Persian Gulf oil producers, which supply about a fifth of world demand, are rushing to find new reserves and build more pipelines and export terminals to compensate for declining output from older reservoirs. Any delay in replacing supplies may push oil prices higher and slow economic growth, the International Energy Agency said in a report this week.
To be sure, the plateau in supply if achieved would be higher than a projection from the IEA. This week the Paris-based group said output from the Greater Burgan area will increase from 1.35 million barrels a day in 2004 to 1.64 million a day in 2020, before falling to 1.53 million a day in 2030. The field now pumps between 1.3 million and 1.7 million barrels a day, al-Zanki said.
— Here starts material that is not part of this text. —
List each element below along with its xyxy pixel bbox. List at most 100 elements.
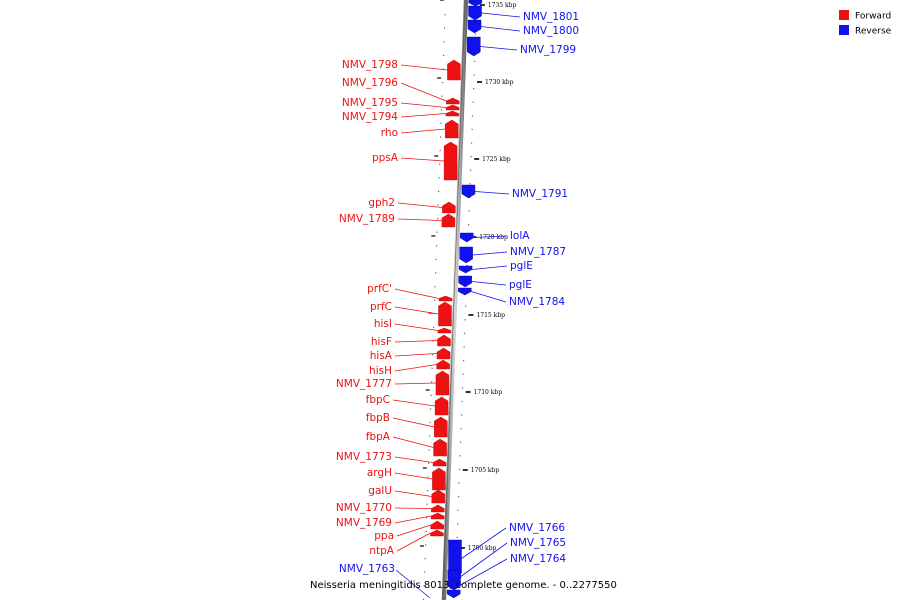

The debate over the sustainability of Middle East oil supplies has gained pace this year, after investment banker Matthew Simmons published "Twilight in the Desert: The Coming Saudi Oil Shock and the World Economy." In the book, he asserted the practice of injecting water into Saudi fields may lead to rapid production declines. Saudi officials rejected the charge. Brought into production in 1948, Burgan accounts for more than half of Kuwait's 96.5 billion barrels of oil reserves, or 55 billion barrels. Only Saudi Arabia's Ghawar oilfield, about 500 kilometers (313 miles) to the south, is bigger.
Benchmark New York oil futures have tripled in price during the last four years to a record $70.85 on Aug. 30 because countries such as Kuwait and Saudi Arabia haven't invested enough in expanding production capacity to keep pace with faster-than- expected demand from countries such as China, India and the U.S. Kuwait last month pumped 2.5 million barrels a day, equivalent to 3 percent of global demand, according to Bloomberg data. That's down from a peak of almost 3 million barrels a day in 1972, according the Arab Oil & Gas directory.
"Kuwait's oil industry requires significant investment and needs international oil companies to help kick-start production capacity increases," Colin Lothian, senior Middle East energy analyst at Wood MacKenzie Ltd., an Edinburgh-based oil industry consultant, said in a telephone interview.
Burgan on its own had enough reserves to support 2 million or 3 million barrels of daily output, but those have already been produced, al-Zanki said in the interview two days ago. The reserves are declining and need to supplemented with other reservoirs, he said.
The family-ruled emirate plans to increase production capacity by about 18 percent to 3 million barrels a day by the end of the decade from about 2.55 million now, and to at least 4 million by 2020.
Oil consumers will be more reliant on Middle Eastern supplies in coming years and vulnerable to higher prices and slower economic growth should investments be delayed, the IEA, an adviser to 26 consuming nations, said in an annual outlook released on Nov. 7.
Petrofac Ltd. and rivals SK Engineering & Construction Co. won two contracts worth in more than $1.6 billion this year to upgrade and refurbish 20 plants that separate natural gas from oil ready for export in northwestern Kuwait. That works is in preparation to allow international oil companies to develop four oil fields near the border with Iraq.
"You need to develop more reserves in order to support the future target," said al-Zanki, who was appointed Kuwait Oil's chairman last year. Kuwait Oil is the country's state-owned monopoly oil and gas producer.
In a 10-year-old plan known as Project Kuwait, the emirate may invite companies such as Exxon Mobil Corp., Royal Dutch Shell Plc and BP Plc to invest about $8.5 billion to almost double output at the emirate's northern fields to 900,000 barrels a day by 2025. The project would be the first time since the 1970s that foreign companies operate Kuwaiti oilfields.